A dark-money group aligned with Senate Majority Leader Mitch McConnell, is dropping more than half a million dollars on an advertisement shielding Sen. Susan Collins of Maine, an embattled Republican incumbent, from criticism of her response to the coronavirus outbreak.
The group, One Nation, is a political nonprofit that doesn’t have to disclose its donors. It also shares offices and staff with the Senate Leadership Fund, a McConnell super PAC. The 30-second ad will run across Maine on radio, TV and the web.
The ad responds to another recent ad, called “Scrounging,” that criticizes Collins for neglecting to secure enough protective gear and other equipment for the state’s beleaguered frontline health care workers.
“Susan Collins defends the president,” the narrator of that ad says, over a graphic that quotes Collins claiming, “The president did a lot that was right in the beginning.”
That ad was paid for by a competing Democratic dark-money organization, Majority Forward, linked to Senate Minority Leader Chuck Schumer’s Senate Majority super PAC, which sees Collins as particularly vulnerable in 2020.
The One Nation ad comes to Collins’ defense, claiming she has been “working to get that help, but dark money groups are spreading false information about those efforts.”
The 2020 race between Collins and Democrat Sara Gideon, current speaker of the Maine House of Representatives, is one of a handful of Senate races that will determine whether the GOP, which currently holds a 53-47 majority, will maintain control of the upper chamber, and keep McConnell in the majority leader’s office.

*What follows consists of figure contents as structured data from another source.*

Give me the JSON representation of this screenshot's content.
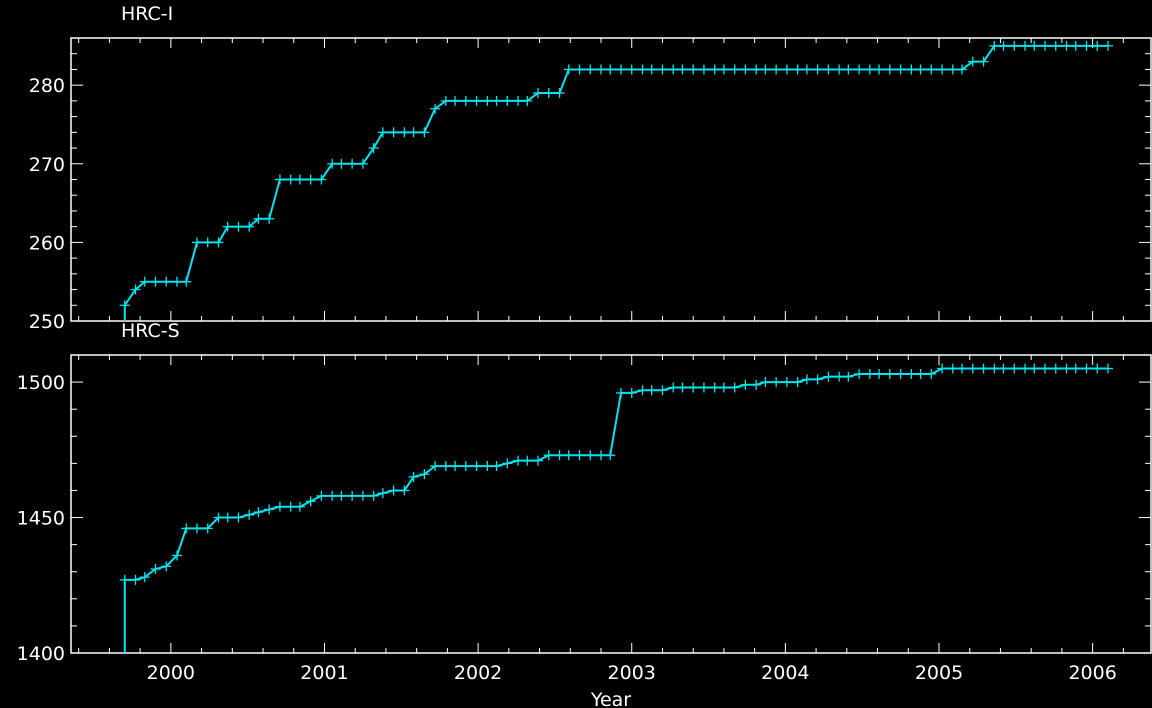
{
  "chart_data": [
    {
      "type": "line",
      "title": "HRC-I",
      "xlabel": "",
      "ylabel": "",
      "xlim": [
        1999.35,
        2006.38
      ],
      "ylim": [
        250,
        286
      ],
      "x_ticks": [
        2000,
        2001,
        2002,
        2003,
        2004,
        2005,
        2006
      ],
      "y_ticks": [
        250,
        260,
        270,
        280
      ],
      "grid": false,
      "line_color": "#00e5ee",
      "series": [
        {
          "name": "",
          "x": [
            1999.7,
            1999.77,
            1999.83,
            1999.9,
            1999.97,
            2000.04,
            2000.1,
            2000.17,
            2000.24,
            2000.31,
            2000.37,
            2000.44,
            2000.51,
            2000.57,
            2000.64,
            2000.71,
            2000.78,
            2000.84,
            2000.91,
            2000.98,
            2001.05,
            2001.11,
            2001.18,
            2001.25,
            2001.32,
            2001.38,
            2001.45,
            2001.52,
            2001.58,
            2001.65,
            2001.72,
            2001.79,
            2001.85,
            2001.92,
            2001.99,
            2002.06,
            2002.12,
            2002.19,
            2002.26,
            2002.32,
            2002.39,
            2002.46,
            2002.53,
            2002.59,
            2002.66,
            2002.73,
            2002.8,
            2002.86,
            2002.93,
            2003.0,
            2003.07,
            2003.13,
            2003.2,
            2003.27,
            2003.33,
            2003.4,
            2003.47,
            2003.54,
            2003.6,
            2003.67,
            2003.74,
            2003.81,
            2003.87,
            2003.94,
            2004.01,
            2004.08,
            2004.14,
            2004.21,
            2004.28,
            2004.35,
            2004.41,
            2004.48,
            2004.55,
            2004.61,
            2004.68,
            2004.75,
            2004.82,
            2004.88,
            2004.95,
            2005.02,
            2005.09,
            2005.15,
            2005.22,
            2005.29,
            2005.36,
            2005.42,
            2005.49,
            2005.56,
            2005.62,
            2005.69,
            2005.76,
            2005.83,
            2005.89,
            2005.96,
            2006.03,
            2006.1
          ],
          "values": [
            252,
            254,
            255,
            255,
            255,
            255,
            255,
            260,
            260,
            260,
            262,
            262,
            262,
            263,
            263,
            268,
            268,
            268,
            268,
            268,
            270,
            270,
            270,
            270,
            272,
            274,
            274,
            274,
            274,
            274,
            277,
            278,
            278,
            278,
            278,
            278,
            278,
            278,
            278,
            278,
            279,
            279,
            279,
            282,
            282,
            282,
            282,
            282,
            282,
            282,
            282,
            282,
            282,
            282,
            282,
            282,
            282,
            282,
            282,
            282,
            282,
            282,
            282,
            282,
            282,
            282,
            282,
            282,
            282,
            282,
            282,
            282,
            282,
            282,
            282,
            282,
            282,
            282,
            282,
            282,
            282,
            282,
            283,
            283,
            285,
            285,
            285,
            285,
            285,
            285,
            285,
            285,
            285,
            285,
            285,
            285
          ]
        }
      ]
    },
    {
      "type": "line",
      "title": "HRC-S",
      "xlabel": "Year",
      "ylabel": "",
      "xlim": [
        1999.35,
        2006.38
      ],
      "ylim": [
        1400,
        1510
      ],
      "x_ticks": [
        2000,
        2001,
        2002,
        2003,
        2004,
        2005,
        2006
      ],
      "y_ticks": [
        1400,
        1450,
        1500
      ],
      "grid": false,
      "line_color": "#00e5ee",
      "series": [
        {
          "name": "",
          "x": [
            1999.7,
            1999.77,
            1999.83,
            1999.9,
            1999.97,
            2000.04,
            2000.1,
            2000.17,
            2000.24,
            2000.31,
            2000.37,
            2000.44,
            2000.51,
            2000.57,
            2000.64,
            2000.71,
            2000.78,
            2000.84,
            2000.91,
            2000.98,
            2001.05,
            2001.11,
            2001.18,
            2001.25,
            2001.32,
            2001.38,
            2001.45,
            2001.52,
            2001.58,
            2001.65,
            2001.72,
            2001.79,
            2001.85,
            2001.92,
            2001.99,
            2002.06,
            2002.12,
            2002.19,
            2002.26,
            2002.32,
            2002.39,
            2002.46,
            2002.53,
            2002.59,
            2002.66,
            2002.73,
            2002.8,
            2002.86,
            2002.93,
            2003.0,
            2003.07,
            2003.13,
            2003.2,
            2003.27,
            2003.33,
            2003.4,
            2003.47,
            2003.54,
            2003.6,
            2003.67,
            2003.74,
            2003.81,
            2003.87,
            2003.94,
            2004.01,
            2004.08,
            2004.14,
            2004.21,
            2004.28,
            2004.35,
            2004.41,
            2004.48,
            2004.55,
            2004.61,
            2004.68,
            2004.75,
            2004.82,
            2004.88,
            2004.95,
            2005.02,
            2005.09,
            2005.15,
            2005.22,
            2005.29,
            2005.36,
            2005.42,
            2005.49,
            2005.56,
            2005.62,
            2005.69,
            2005.76,
            2005.83,
            2005.89,
            2005.96,
            2006.03,
            2006.1
          ],
          "values": [
            1427,
            1427,
            1428,
            1431,
            1432,
            1436,
            1446,
            1446,
            1446,
            1450,
            1450,
            1450,
            1451,
            1452,
            1453,
            1454,
            1454,
            1454,
            1456,
            1458,
            1458,
            1458,
            1458,
            1458,
            1458,
            1459,
            1460,
            1460,
            1465,
            1466,
            1469,
            1469,
            1469,
            1469,
            1469,
            1469,
            1469,
            1470,
            1471,
            1471,
            1471,
            1473,
            1473,
            1473,
            1473,
            1473,
            1473,
            1473,
            1496,
            1496,
            1497,
            1497,
            1497,
            1498,
            1498,
            1498,
            1498,
            1498,
            1498,
            1498,
            1499,
            1499,
            1500,
            1500,
            1500,
            1500,
            1501,
            1501,
            1502,
            1502,
            1502,
            1503,
            1503,
            1503,
            1503,
            1503,
            1503,
            1503,
            1503,
            1505,
            1505,
            1505,
            1505,
            1505,
            1505,
            1505,
            1505,
            1505,
            1505,
            1505,
            1505,
            1505,
            1505,
            1505,
            1505,
            1505
          ]
        }
      ]
    }
  ]
}
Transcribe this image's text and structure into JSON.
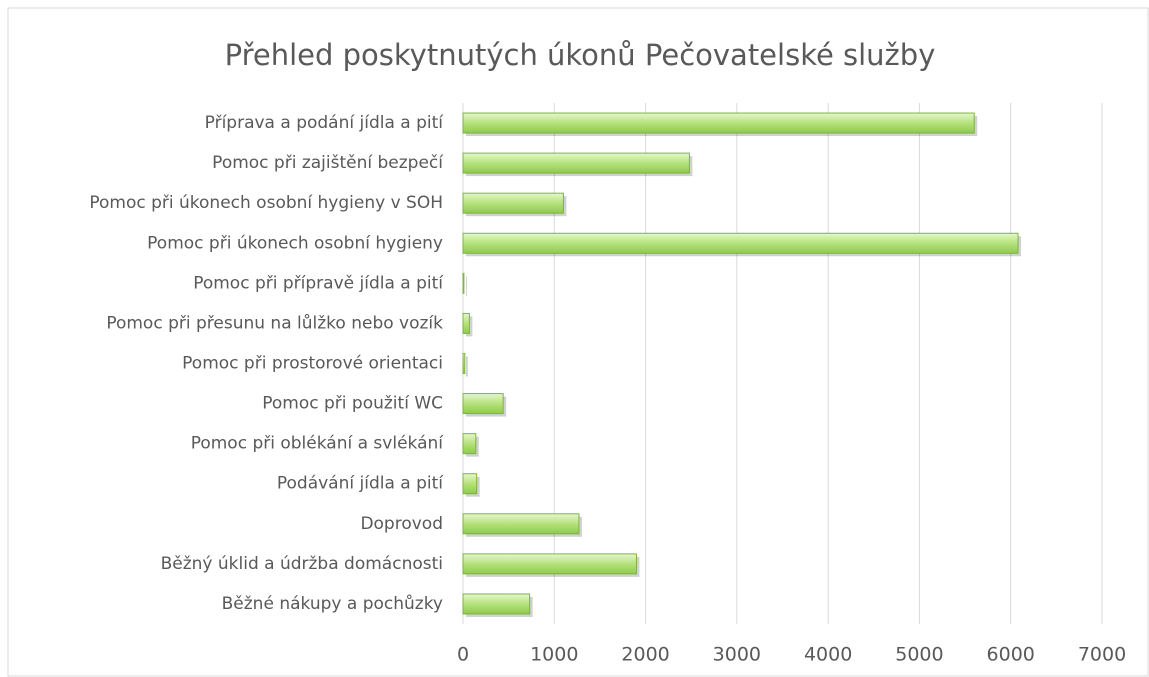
{
  "chart_data": {
    "type": "bar",
    "orientation": "horizontal",
    "title": "Přehled poskytnutých úkonů Pečovatelské služby",
    "categories": [
      "Příprava a podání jídla a pití",
      "Pomoc při zajištění bezpečí",
      "Pomoc při úkonech osobní hygieny v SOH",
      "Pomoc při úkonech osobní hygieny",
      "Pomoc při přípravě jídla a pití",
      "Pomoc při přesunu na lůlžko nebo vozík",
      "Pomoc při prostorové orientaci",
      "Pomoc při použití WC",
      "Pomoc při oblékání a svlékání",
      "Podávání jídla a pití",
      "Doprovod",
      "Běžný úklid a údržba domácnosti",
      "Běžné nákupy a pochůzky"
    ],
    "values": [
      5600,
      2480,
      1100,
      6080,
      10,
      70,
      20,
      440,
      140,
      150,
      1270,
      1900,
      730
    ],
    "color": "#a9dc6a",
    "xlim": [
      0,
      7000
    ],
    "xticks": [
      0,
      1000,
      2000,
      3000,
      4000,
      5000,
      6000,
      7000
    ],
    "grid": true
  }
}
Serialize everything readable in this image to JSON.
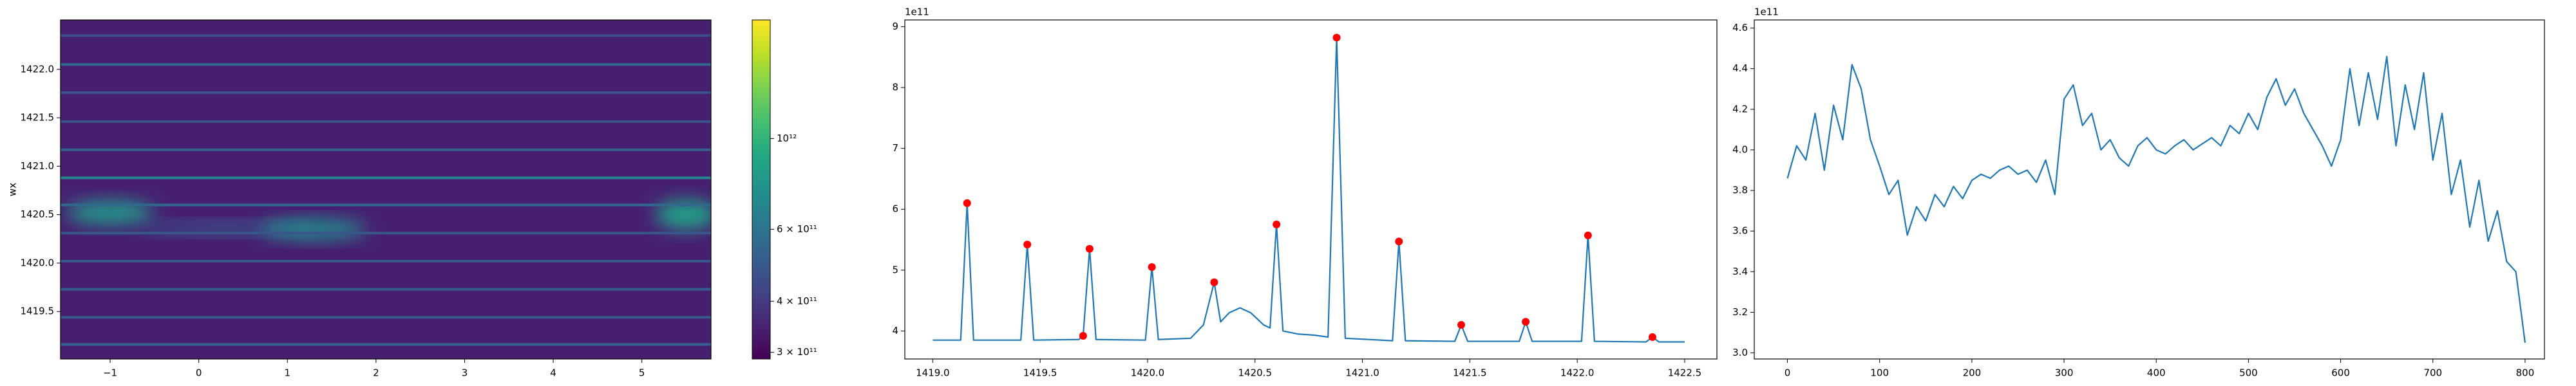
{
  "chart_data": [
    {
      "type": "heatmap",
      "ylabel": "wx",
      "colormap": "viridis",
      "xlim": [
        -1.56,
        5.78
      ],
      "ylim": [
        1419.01,
        1422.51
      ],
      "xticks": [
        {
          "value": -1,
          "label": "−1"
        },
        0,
        1,
        2,
        3,
        4,
        5
      ],
      "yticks": [
        1419.5,
        {
          "value": 1420.0,
          "label": "1420.0"
        },
        1420.5,
        {
          "value": 1421.0,
          "label": "1421.0"
        },
        1421.5,
        {
          "value": 1422.0,
          "label": "1422.0"
        }
      ],
      "background": 340000000000,
      "lines": [
        {
          "y": 1419.16,
          "value": 520000000000
        },
        {
          "y": 1419.44,
          "value": 500000000000
        },
        {
          "y": 1419.73,
          "value": 510000000000
        },
        {
          "y": 1420.02,
          "value": 490000000000
        },
        {
          "y": 1420.31,
          "value": 480000000000
        },
        {
          "y": 1420.6,
          "value": 550000000000
        },
        {
          "y": 1420.88,
          "value": 700000000000
        },
        {
          "y": 1421.17,
          "value": 530000000000
        },
        {
          "y": 1421.46,
          "value": 460000000000
        },
        {
          "y": 1421.76,
          "value": 470000000000
        },
        {
          "y": 1422.05,
          "value": 550000000000
        },
        {
          "y": 1422.35,
          "value": 450000000000
        }
      ],
      "blobs": [
        {
          "x": -1.0,
          "y": 1420.52,
          "dx": 0.5,
          "dy": 0.12,
          "value": 800000000000
        },
        {
          "x": 0.3,
          "y": 1420.36,
          "dx": 1.0,
          "dy": 0.06,
          "value": 500000000000
        },
        {
          "x": 1.3,
          "y": 1420.35,
          "dx": 0.6,
          "dy": 0.1,
          "value": 750000000000
        },
        {
          "x": 5.5,
          "y": 1420.5,
          "dx": 0.35,
          "dy": 0.15,
          "value": 850000000000
        }
      ],
      "colorbar": {
        "scale": "log",
        "lim": [
          289000000000,
          1950000000000
        ],
        "ticks": [
          {
            "value": 300000000000,
            "label": "3 × 10¹¹"
          },
          {
            "value": 400000000000,
            "label": "4 × 10¹¹"
          },
          {
            "value": 600000000000,
            "label": "6 × 10¹¹"
          },
          {
            "value": 1000000000000,
            "label": "10¹²"
          }
        ]
      }
    },
    {
      "type": "line",
      "y_offset_label": "1e11",
      "xlim": [
        1418.87,
        1422.65
      ],
      "ylim": [
        3.54,
        9.11
      ],
      "xticks": [
        {
          "value": 1419.0,
          "label": "1419.0"
        },
        1419.5,
        {
          "value": 1420.0,
          "label": "1420.0"
        },
        1420.5,
        {
          "value": 1421.0,
          "label": "1421.0"
        },
        1421.5,
        {
          "value": 1422.0,
          "label": "1422.0"
        },
        1422.5
      ],
      "yticks": [
        4,
        5,
        6,
        7,
        8,
        9
      ],
      "series": [
        {
          "color": "#1f77b4",
          "x": [
            1419.0,
            1419.13,
            1419.16,
            1419.19,
            1419.41,
            1419.44,
            1419.47,
            1419.68,
            1419.7,
            1419.73,
            1419.76,
            1419.99,
            1420.02,
            1420.05,
            1420.2,
            1420.26,
            1420.31,
            1420.34,
            1420.38,
            1420.43,
            1420.48,
            1420.54,
            1420.57,
            1420.6,
            1420.63,
            1420.7,
            1420.78,
            1420.84,
            1420.88,
            1420.92,
            1421.14,
            1421.17,
            1421.2,
            1421.43,
            1421.46,
            1421.49,
            1421.73,
            1421.76,
            1421.79,
            1422.02,
            1422.05,
            1422.08,
            1422.32,
            1422.35,
            1422.38,
            1422.5
          ],
          "values": [
            3.85,
            3.85,
            6.1,
            3.85,
            3.85,
            5.42,
            3.85,
            3.86,
            3.92,
            5.35,
            3.86,
            3.85,
            5.05,
            3.86,
            3.88,
            4.1,
            4.8,
            4.15,
            4.3,
            4.38,
            4.3,
            4.1,
            4.05,
            5.75,
            4.0,
            3.95,
            3.93,
            3.9,
            8.82,
            3.88,
            3.84,
            5.47,
            3.84,
            3.83,
            4.1,
            3.83,
            3.83,
            4.15,
            3.83,
            3.83,
            5.57,
            3.83,
            3.82,
            3.9,
            3.82,
            3.82
          ]
        }
      ],
      "markers": {
        "color": "#ff0000",
        "x": [
          1419.16,
          1419.44,
          1419.7,
          1419.73,
          1420.02,
          1420.31,
          1420.6,
          1420.88,
          1421.17,
          1421.46,
          1421.76,
          1422.05,
          1422.35
        ],
        "values": [
          6.1,
          5.42,
          3.92,
          5.35,
          5.05,
          4.8,
          5.75,
          8.82,
          5.47,
          4.1,
          4.15,
          5.57,
          3.9
        ]
      }
    },
    {
      "type": "line",
      "y_offset_label": "1e11",
      "xlim": [
        -36,
        821
      ],
      "ylim": [
        2.97,
        4.64
      ],
      "xticks": [
        0,
        100,
        200,
        300,
        400,
        500,
        600,
        700,
        800
      ],
      "yticks": [
        {
          "value": 3.0,
          "label": "3.0"
        },
        3.2,
        3.4,
        3.6,
        3.8,
        {
          "value": 4.0,
          "label": "4.0"
        },
        4.2,
        4.4,
        4.6
      ],
      "series": [
        {
          "color": "#1f77b4",
          "x": [
            0,
            10,
            20,
            30,
            40,
            50,
            60,
            70,
            80,
            90,
            100,
            110,
            120,
            130,
            140,
            150,
            160,
            170,
            180,
            190,
            200,
            210,
            220,
            230,
            240,
            250,
            260,
            270,
            280,
            290,
            300,
            310,
            320,
            330,
            340,
            350,
            360,
            370,
            380,
            390,
            400,
            410,
            420,
            430,
            440,
            450,
            460,
            470,
            480,
            490,
            500,
            510,
            520,
            530,
            540,
            550,
            560,
            570,
            580,
            590,
            600,
            610,
            620,
            630,
            640,
            650,
            660,
            670,
            680,
            690,
            700,
            710,
            720,
            730,
            740,
            750,
            760,
            770,
            780,
            790,
            800
          ],
          "values": [
            3.86,
            4.02,
            3.95,
            4.18,
            3.9,
            4.22,
            4.05,
            4.42,
            4.3,
            4.05,
            3.92,
            3.78,
            3.85,
            3.58,
            3.72,
            3.65,
            3.78,
            3.72,
            3.82,
            3.76,
            3.85,
            3.88,
            3.86,
            3.9,
            3.92,
            3.88,
            3.9,
            3.84,
            3.95,
            3.78,
            4.25,
            4.32,
            4.12,
            4.18,
            4.0,
            4.05,
            3.96,
            3.92,
            4.02,
            4.06,
            4.0,
            3.98,
            4.02,
            4.05,
            4.0,
            4.03,
            4.06,
            4.02,
            4.12,
            4.08,
            4.18,
            4.1,
            4.26,
            4.35,
            4.22,
            4.3,
            4.18,
            4.1,
            4.02,
            3.92,
            4.05,
            4.4,
            4.12,
            4.38,
            4.15,
            4.46,
            4.02,
            4.32,
            4.1,
            4.38,
            3.95,
            4.18,
            3.78,
            3.95,
            3.62,
            3.85,
            3.55,
            3.7,
            3.45,
            3.4,
            3.05
          ]
        }
      ]
    }
  ]
}
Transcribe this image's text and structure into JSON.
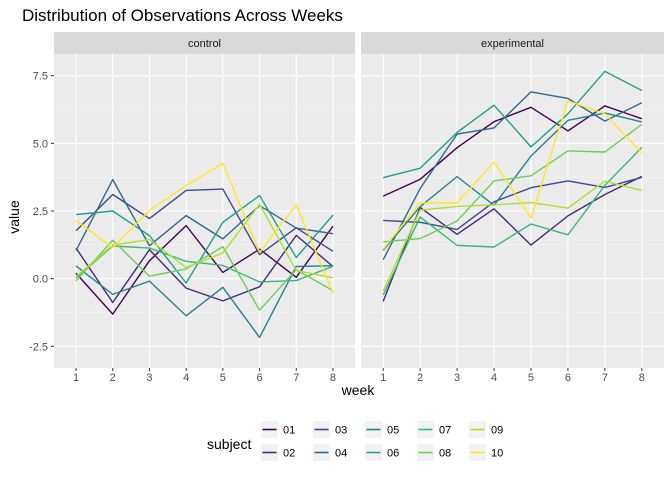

One Nation and the Senate Leadership Fund have raised a combined $190 million to protect the most vulnerable Republican seats: Those held by Martha McSally in Arizona, Cory Gardner in Colorado, Thom Tillis in North Carolina, Joni Ernst in Iowa and David Perdue in Georgia.
One Nation is also affiliated with Karl Rove, top political strategist to former President George W. Bush, and financially backs organizations that promote conservative positions on abortion and gun rights.
One Nation dropped more than $58 million on Republican Senate candidates in the 2018 midterms, and the group has already spent more than $1 million to boost Collins this year, including a $400,000 ad that ran in early January and touted her work to knock down the cost of insulin.
Collins voted against the Affordable Care Act, as well as legislation to close the Medicare Part D coverage gap.
“Our investors understand the Senate is the ultimate firewall against socialism, and we are gearing up for a massive fight next year,” said Steven Law, a McConnell associate who chairs the group, in a 2019 statement.
“The Supreme Court, Green New Deal, Medicare for None — it’s all going to be on the line,” he added.
It was Collins’ pivotal vote to confirm Supreme Court Justice Brett Kavanaugh — combined with her ACA votes and her transparently cynical waffling on Trump — that earned her a challenge from Gideon, one of the state’s most prominent elected Democrats.
Last summer Collins drew sardonic criticism when her campaign posted several minutes of B-roll of the senator meeting with Mainers in factories, a classroom, a kitchen and so on. The video was mocked as a transparent gift of content for outside groups to pull from.
FEC rules bar candidates from coordinating with outside groups. The B-roll trick, however, has proven to be a popular end-around.
Last September a Republican super PAC ran an ad that used a lengthy clip from that B-roll, leading the Maine Democratic Party to complain to the FEC that it was an illegal in-kind contribution, “almost entirely comprised of footage that the campaign created.”
Though Maine’s politics can be peculiar (and Donald Trump won one of its four electoral votes in 2016) it has drifted toward Democrats in recent years. Collins, a nominally pro-choice, middle-of-the-road Republican was a good fit for Maine for decades, but now appears increasingly vulnerable. In January she nabbed the title of “most unpopular senator” — previously held, of course, by Mitch McConnell.